Amal berdasarkan pemahaman terhadap ayat kitabullah ini harus benar-benar diperhatikan oleh orang-orang yang ingin menempuh jalan Allah. Kadangkala orang menyangka berjihad di jalan Allah mengikuti langkah-langkah manusia tanpa memperhatikan firman Allah dalam kitabullah, maka mereka tidak berada di jalan Allah. Bahkan kadangkala sekalipun orang yang diikuti adalah orang yang mengenal jalan Allah, yang mengikuti tidak di jalan Allah karena tidak memperhatikan tuntunan kitabullah. Bukan tidak mungkin ketaklidan manusia mengikuti orang lain menjadikan mereka sebagai orang yang menentang tuntunan kitabullah sedangkan mereka ingin berjihad di jalan Allah. Manakala ada orang lain membacakan kehendak Allah berdasarkan kitabullah, mereka mengabaikan atau justru mendustakan apa yang dibacakan kepada mereka karena taklid kepada manusia, maka mereka menjadi para pendusta terhadap jalan Allah. Dasar pemahaman terhadap ayat kitabullah ini harus benar-benar diperhatikan oleh orang yang ingin menemukan jalan Allah, agar keinginan dan usaha orang beriman di jalan Allah tidak menjadi sia-sia.
Bobot dari pemahaman terhadap ayat Allah ini harus lebih berat ada pada setiap mukmin daripada keinginan kepada harta duniawi.

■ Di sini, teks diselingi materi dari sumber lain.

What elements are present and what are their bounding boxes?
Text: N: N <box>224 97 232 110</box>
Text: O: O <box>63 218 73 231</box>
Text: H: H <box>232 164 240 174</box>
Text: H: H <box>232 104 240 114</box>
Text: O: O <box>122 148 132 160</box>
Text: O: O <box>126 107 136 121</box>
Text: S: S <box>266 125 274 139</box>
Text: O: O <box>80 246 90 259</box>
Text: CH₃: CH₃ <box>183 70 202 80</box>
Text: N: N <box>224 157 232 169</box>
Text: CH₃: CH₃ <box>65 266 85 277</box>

Bila tidak, mereka itu termasuk orang yang berat kepada dunia dan rela terhadap kehidupan dunia. Kemakmuran kehidupan dunia harus dipandang hanya sebagai hasil dari jihad di jalan Allah, bukan sesuatu yang diinginkan. Hasil-hasil duniawi boleh dipandang sebagai indikator dari jihad yang dilakukan. Usaha di jalan Allah pastilah mendatangkan kemakmuran, tidak sebaliknya. Tanda dari usaha di jalan Allah adalah berkembangnya akal manusia. Mustahil orang yang benar berusaha di jalan Allah menjadi lebih bodoh akalnya. Manakala suatu bangsa menjadi lebih bodoh, mereka mungkin menempuh jalan yang salah, bukan menempuh jalan Allah. indikator dari benarnya jalan seseorang harus diukur dengan tuntunan kitabullah. Banyak kaum mengukur kebenaran hanya berdasar hawa nafsu mereka sedemikian orang yang benar dipandang salah dan orang yang salah diagungkan, sedangkan tuntunan kitabullah diabaikan. Hal demikian merupakan bentuk kebodohan suatu umat.